Archaeological evidences form Indian subcontinent suggests that agriculture began to be practiced between the periods 7000 BC to 3000 BC, in and around Mehrgarh (Bolan and Indus valley). These first farmers cultivated barley, emmer, wheat along with ber, date, cotton etc. Thus, they tried to form balance of food comprising carbohydrates, proteins (from hunting) and minerals, etc. In the Indian subcontinent the generalized sequence of diffusion of agriculture based on archaeological evidence reveals that it began at dry point settlements such as Mehrgarh. With the passage of time, it went down to the Indus valley where on the base of agriculture, the Harappan or Indus Civilization thrived to the peak of prosperity (2600 BC - 1900 BC) in different spheres of life like cultural, socio- economic, along with agriculture. Study of pollen grains and sediments form Thar Desert, coastal Arabian Sea and Himalaya shows that by 2000 BC cycle of moist climate shifted to dry one and climate became drier by 1000 BC. Along with climate due to natural, anthropogenic and economic factors this civilization disintegrated (1900 BC – 1300 BC). During this period Aryans began to reach the Indus valley (1600 BC) and witnessed the whole process of disappearance of great civilization with shifting of people in search of favourable climate and other condition for living. Under such situation Aryans were also forced to move out and they began their journey in the east direction.

Aryans the Agriculturists

The nomadic pastorals, Aryans might have realized that for feeding herds and themselves agriculture is the only option and as a result slowly and gradually they learned the technique of tilling from natives. During this process the Aryans might have also realized that the basic requirements of perennial agriculture - fertile soil and ample water are available in abundance in the Ganges plains. In addition they might have recognized that, even though they were forced to clear forests to generate land for cultivation, the ecological balance can be maintained by protecting forests associated with Himalayas or Upper Ganges section and which can also provide required rains in monsoon as well as endow with necessary resources like medicine, wood, other forest products, etc. required for survival.
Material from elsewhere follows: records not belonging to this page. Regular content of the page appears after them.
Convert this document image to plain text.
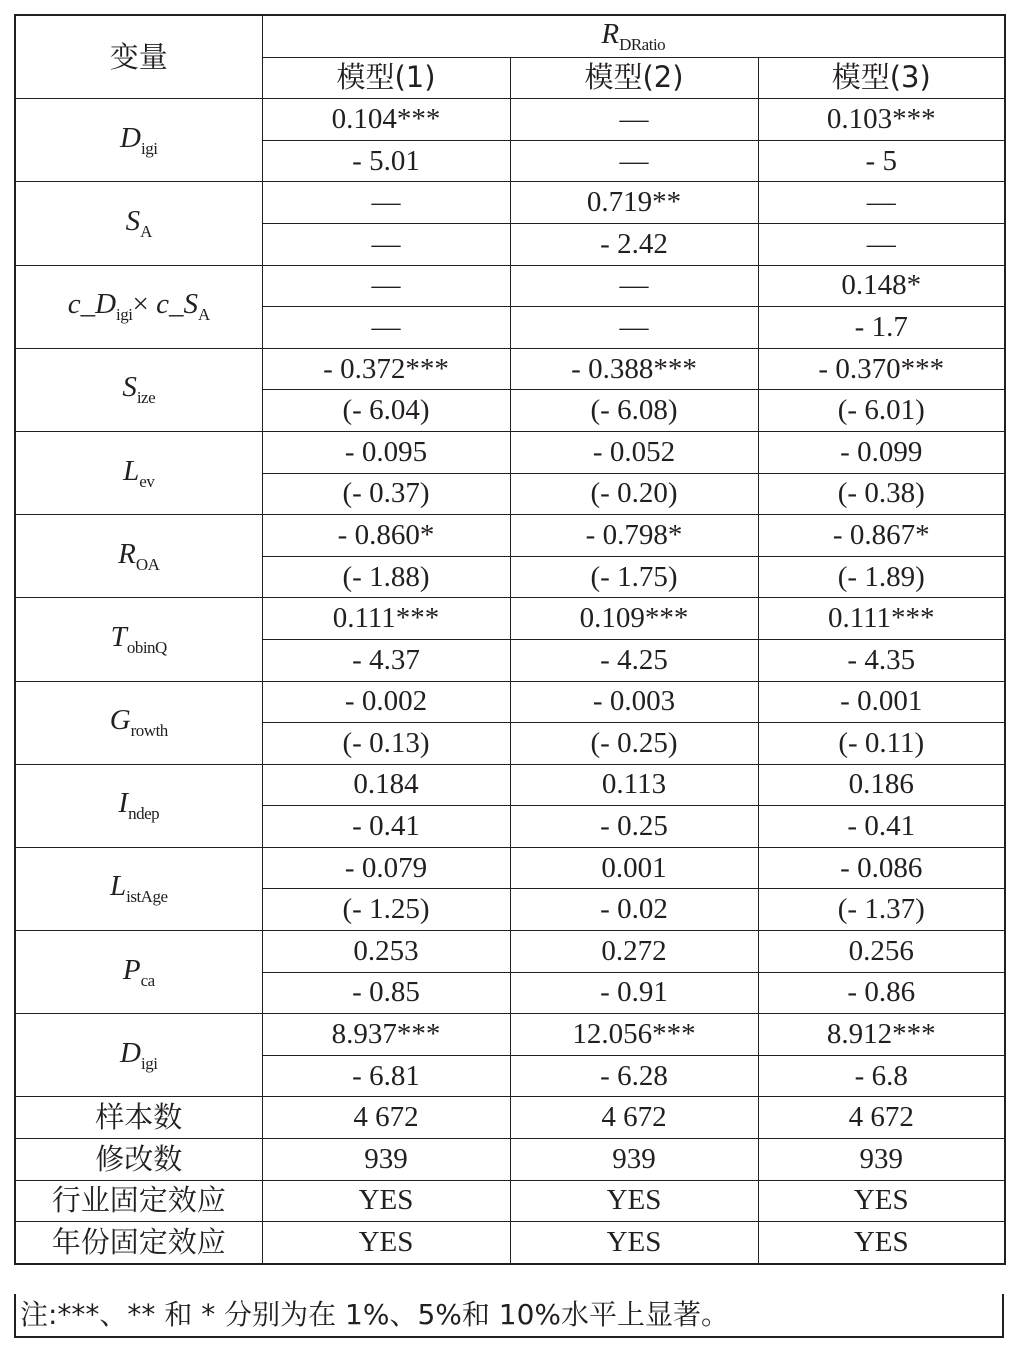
变量	$R_{DRatio}$
	模型(1)	模型(2)	模型(3)
$D_{igi}$	0.104***	—	0.103***
	- 5.01	—	- 5
$S_A$	—	0.719**	—
	—	- 2.42	—
$c\_D_{igi}\times$ $c\_S_A$	—	—	0.148*
	—	—	- 1.7
$S_{ize}$	- 0.372***	- 0.388***	- 0.370***
	(- 6.04)	(- 6.08)	(- 6.01)
$L_{ev}$	- 0.095	- 0.052	- 0.099
	(- 0.37)	(- 0.20)	(- 0.38)
$R_{OA}$	- 0.860*	- 0.798*	- 0.867*
	(- 1.88)	(- 1.75)	(- 1.89)
$T_{obinQ}$	0.111***	0.109***	0.111***
	- 4.37	- 4.25	- 4.35
$G_{rowth}$	- 0.002	- 0.003	- 0.001
	(- 0.13)	(- 0.25)	(- 0.11)
$I_{ndep}$	0.184	0.113	0.186
	- 0.41	- 0.25	- 0.41
$L_{istAge}$	- 0.079	0.001	- 0.086
	(- 1.25)	- 0.02	(- 1.37)
$P_{ca}$	0.253	0.272	0.256
	- 0.85	- 0.91	- 0.86
$D_{igi}$	8.937***	12.056***	8.912***
	- 6.81	- 6.28	- 6.8
样本数	4 672	4 672	4 672
修改数	939	939	939
行业固定效应	YES	YES	YES
年份固定效应	YES	YES	YES
注:***、** 和 * 分别为在 1%、5%和 10%水平上显著。
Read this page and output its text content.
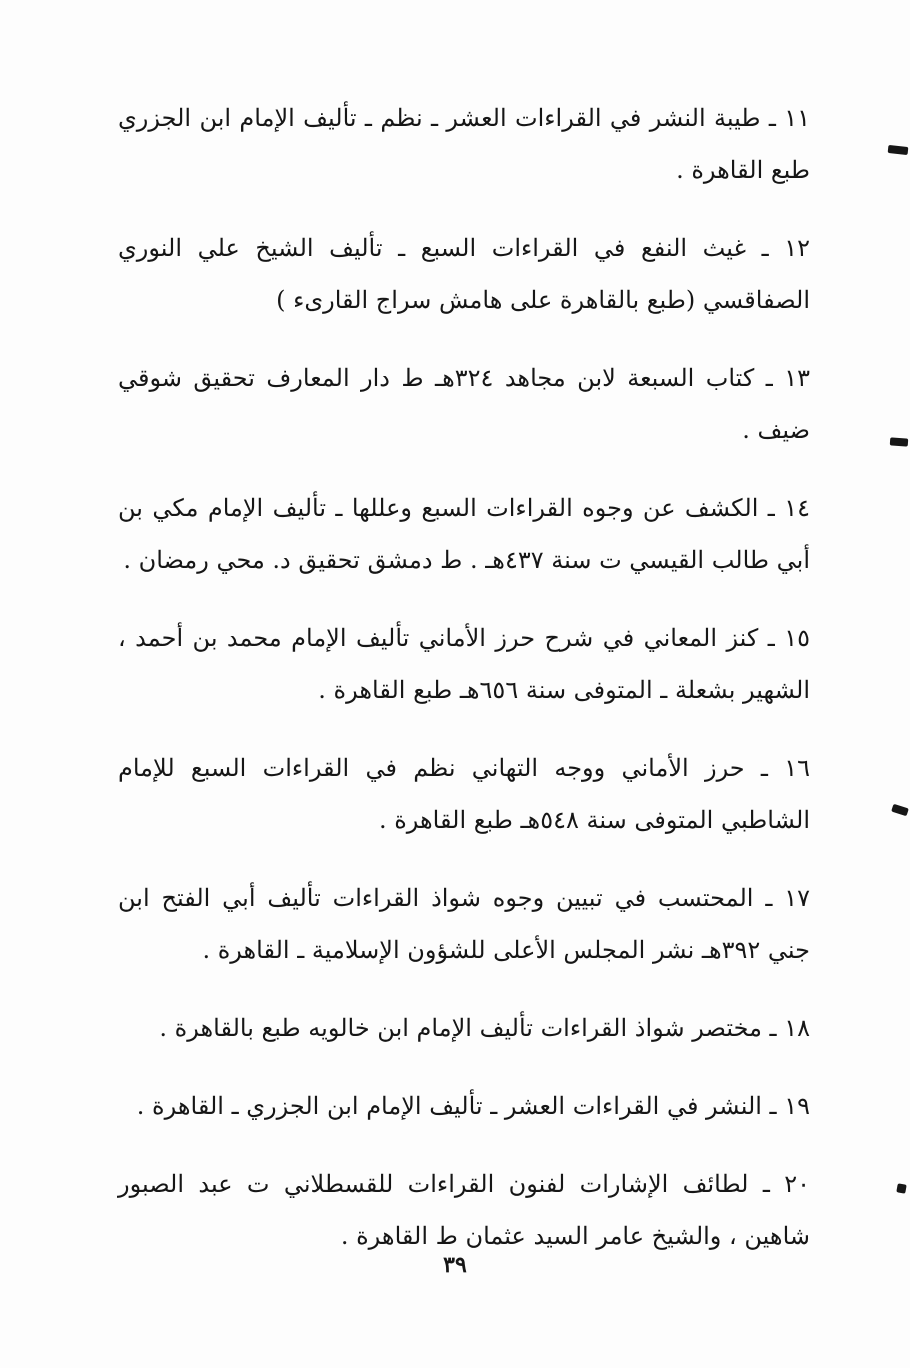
١١ ـ طيبة النشر في القراءات العشر ـ نظم ـ تأليف الإمام ابن الجزري طبع القاهرة .

١٢ ـ غيث النفع في القراءات السبع ـ تأليف الشيخ علي النوري الصفاقسي (طبع بالقاهرة على هامش سراج القارىء )

١٣ ـ كتاب السبعة لابن مجاهد ٣٢٤هـ ط دار المعارف تحقيق شوقي ضيف .

١٤ ـ الكشف عن وجوه القراءات السبع وعللها ـ تأليف الإمام مكي بن أبي طالب القيسي ت سنة ٤٣٧هـ . ط دمشق تحقيق د. محي رمضان .

١٥ ـ كنز المعاني في شرح حرز الأماني تأليف الإمام محمد بن أحمد ، الشهير بشعلة ـ المتوفى سنة ٦٥٦هـ طبع القاهرة .

١٦ ـ حرز الأماني ووجه التهاني نظم في القراءات السبع للإمام الشاطبي المتوفى سنة ٥٤٨هـ طبع القاهرة .

١٧ ـ المحتسب في تبيين وجوه شواذ القراءات تأليف أبي الفتح ابن جني ٣٩٢هـ نشر المجلس الأعلى للشؤون الإسلامية ـ القاهرة .

١٨ ـ مختصر شواذ القراءات تأليف الإمام ابن خالويه طبع بالقاهرة .

١٩ ـ النشر في القراءات العشر ـ تأليف الإمام ابن الجزري ـ القاهرة .

٢٠ ـ لطائف الإشارات لفنون القراءات للقسطلاني ت عبد الصبور شاهين ، والشيخ عامر السيد عثمان ط القاهرة .

٣٩
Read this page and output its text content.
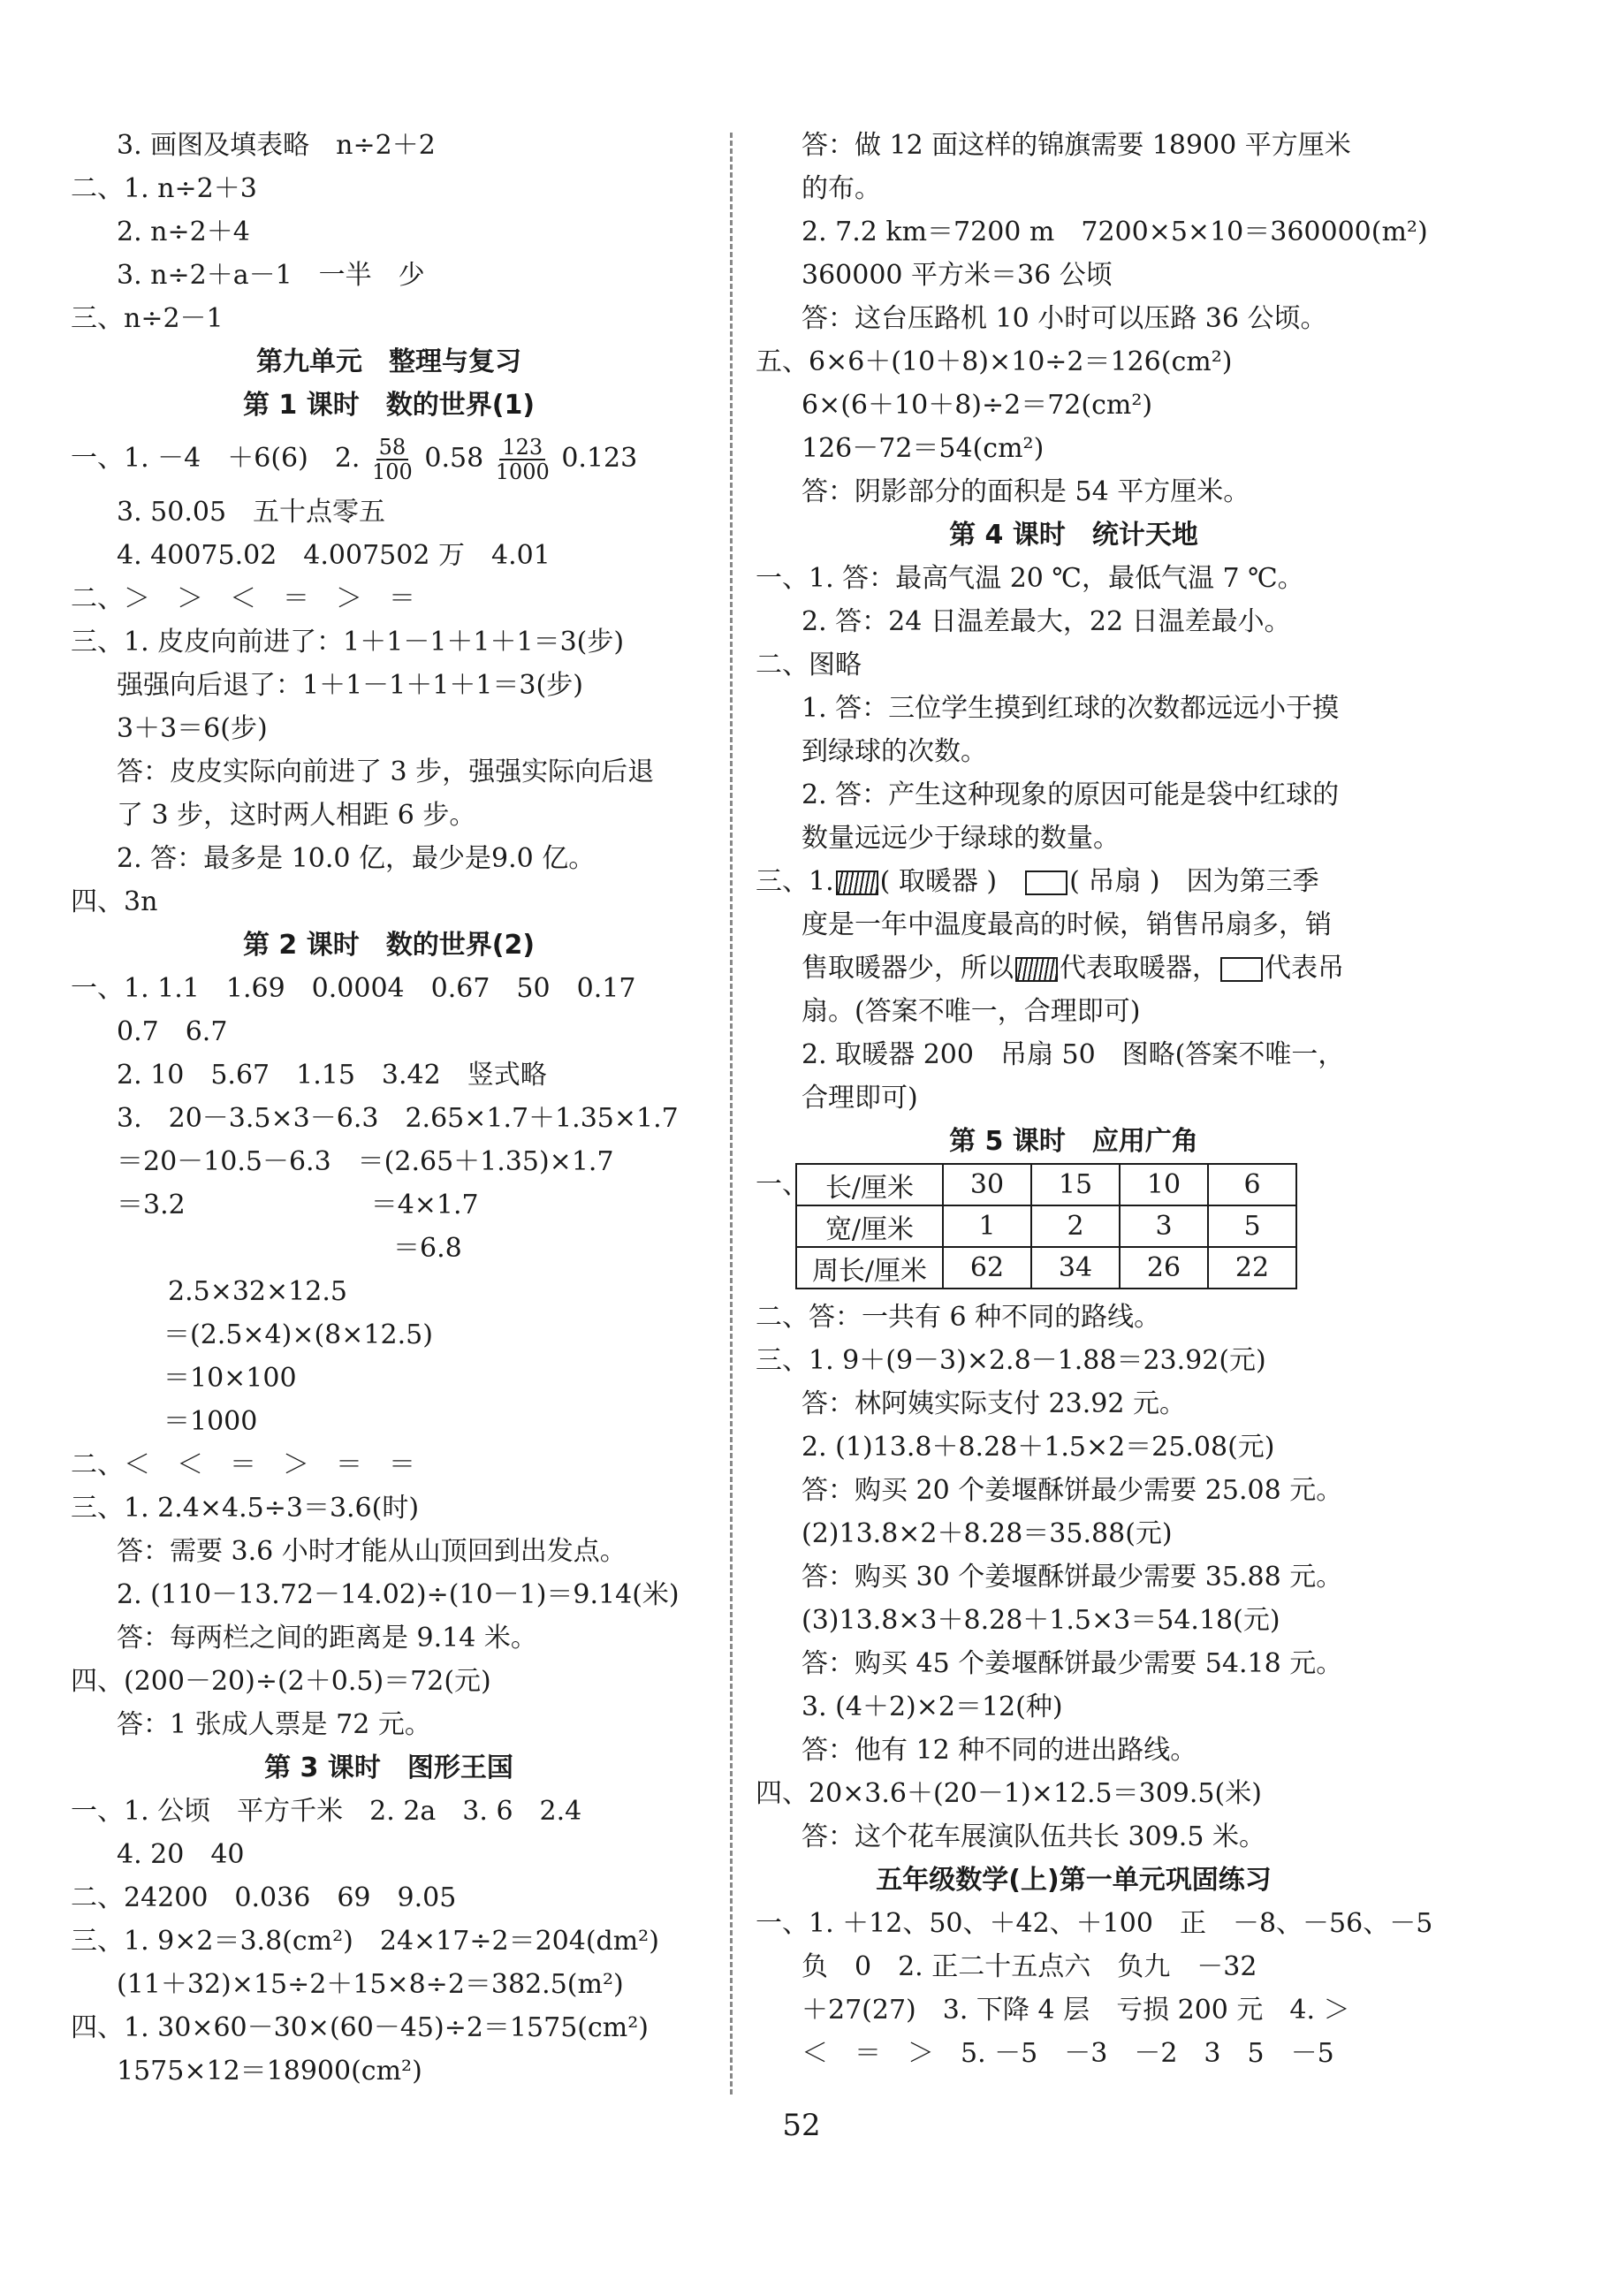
3. 画图及填表略　n÷2＋2
二、1. n÷2＋3
2. n÷2＋4
3. n÷2＋a－1　一半　少
三、n÷2－1
第九单元　整理与复习
第 1 课时　数的世界(1)
一、1. －4　＋6(6)　2. $\frac{58}{100} 0.58 \frac{123}{1000} 0.123$
3. 50.05　五十点零五
4. 40075.02　4.007502 万　4.01
二、＞　＞　＜　＝　＞　＝
三、1. 皮皮向前进了：1＋1－1＋1＋1＝3(步)
强强向后退了：1＋1－1＋1＋1＝3(步)
3＋3＝6(步)
答：皮皮实际向前进了 3 步，强强实际向后退
了 3 步，这时两人相距 6 步。
2. 答：最多是 10.0 亿，最少是9.0 亿。
四、3n
第 2 课时　数的世界(2)
一、1. 1.1　1.69　0.0004　0.67　50　0.17
0.7　6.7
2. 10　5.67　1.15　3.42　竖式略
3.　20－3.5×3－6.3　2.65×1.7＋1.35×1.7
＝20－10.5－6.3　＝(2.65＋1.35)×1.7
＝3.2　　　　　　　＝4×1.7
＝6.8
2.5×32×12.5
＝(2.5×4)×(8×12.5)
＝10×100
＝1000
二、＜　＜　＝　＞　＝　＝
三、1. 2.4×4.5÷3＝3.6(时)
答：需要 3.6 小时才能从山顶回到出发点。
2. (110－13.72－14.02)÷(10－1)＝9.14(米)
答：每两栏之间的距离是 9.14 米。
四、(200－20)÷(2＋0.5)＝72(元)
答：1 张成人票是 72 元。
第 3 课时　图形王国
一、1. 公顷　平方千米　2. 2a　3. 6　2.4
4. 20　40
二、24200　0.036　69　9.05
三、1. 9×2＝3.8(cm²)　24×17÷2＝204(dm²)
(11＋32)×15÷2＋15×8÷2＝382.5(m²)
四、1. 30×60－30×(60－45)÷2＝1575(cm²)
1575×12＝18900(cm²)
答：做 12 面这样的锦旗需要 18900 平方厘米
的布。
2. 7.2 km＝7200 m　7200×5×10＝360000(m²)
360000 平方米＝36 公顷
答：这台压路机 10 小时可以压路 36 公顷。
五、6×6＋(10＋8)×10÷2＝126(cm²)
6×(6＋10＋8)÷2＝72(cm²)
126－72＝54(cm²)
答：阴影部分的面积是 54 平方厘米。
第 4 课时　统计天地
一、1. 答：最高气温 20 ℃，最低气温 7 ℃。
2. 答：24 日温差最大，22 日温差最小。
二、图略
1. 答：三位学生摸到红球的次数都远远小于摸
到绿球的次数。
2. 答：产生这种现象的原因可能是袋中红球的
数量远远少于绿球的数量。
三、1. ( 取暖器 )　	( 吊扇 )　因为第三季
度是一年中温度最高的时候，销售吊扇多，销
售取暖器少，所以 代表取暖器， 代表吊
扇。(答案不唯一，合理即可)
2. 取暖器 200　吊扇 50　图略(答案不唯一，
合理即可)
第 5 课时　应用广角
一、 长/厘米	30	15	10	6
宽/厘米	1	2	3	5
周长/厘米	62	34	26	22
二、答：一共有 6 种不同的路线。
三、1. 9＋(9－3)×2.8－1.88＝23.92(元)
答：林阿姨实际支付 23.92 元。
2. (1)13.8＋8.28＋1.5×2＝25.08(元)
答：购买 20 个姜堰酥饼最少需要 25.08 元。
(2)13.8×2＋8.28＝35.88(元)
答：购买 30 个姜堰酥饼最少需要 35.88 元。
(3)13.8×3＋8.28＋1.5×3＝54.18(元)
答：购买 45 个姜堰酥饼最少需要 54.18 元。
3. (4＋2)×2＝12(种)
答：他有 12 种不同的进出路线。
四、20×3.6＋(20－1)×12.5＝309.5(米)
答：这个花车展演队伍共长 309.5 米。
五年级数学(上)第一单元巩固练习
一、1. ＋12、50、＋42、＋100　正　－8、－56、－5
负　0　2. 正二十五点六　负九　－32
＋27(27)　3. 下降 4 层　亏损 200 元　4. ＞
＜　＝　＞　5. －5　－3　－2　3　5　－5
52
Hence, they settled down in Ganges plains.

On their way to Ganges plains Aryans incorporated various ethnic groups with nonviolent interactions of cultural exchanges by learning and teaching various skills and techniques which laid the foundation of cultural progress inclusive of agriculture. For example, rice is not mentioned in the early Vedic literature. It is highly probable that the Aryans were not aware of rice in the beginning of their stay in the subcontinent and learnt its cultivation from the local communities when they reached the Ganges plains. Thereafter may be knowing the importance of rice in diet Aryans incorporated it even all religious rituals also. Aryans who came to India had variety of experiences and observations; they also had great memorizing capacity leading to certain conclusions and implementing them which got well documented in literature, Vedic and other specialized, covering various spheres of life. This is evident from Aryan Vedic literature which has no mention of cities as they had seen decline of Mohenjo daro and Harappa and first reference of cities like Vaishali (Bihar), Kapilavastu (Nepal) comes in Buddhist literature (600 BC) that is after 1000 years of their stay in Indian subcontinent. But they slowly and gradually mastered the art of agriculture which is corner stone of the culture which emerged in India and reflected in literature also.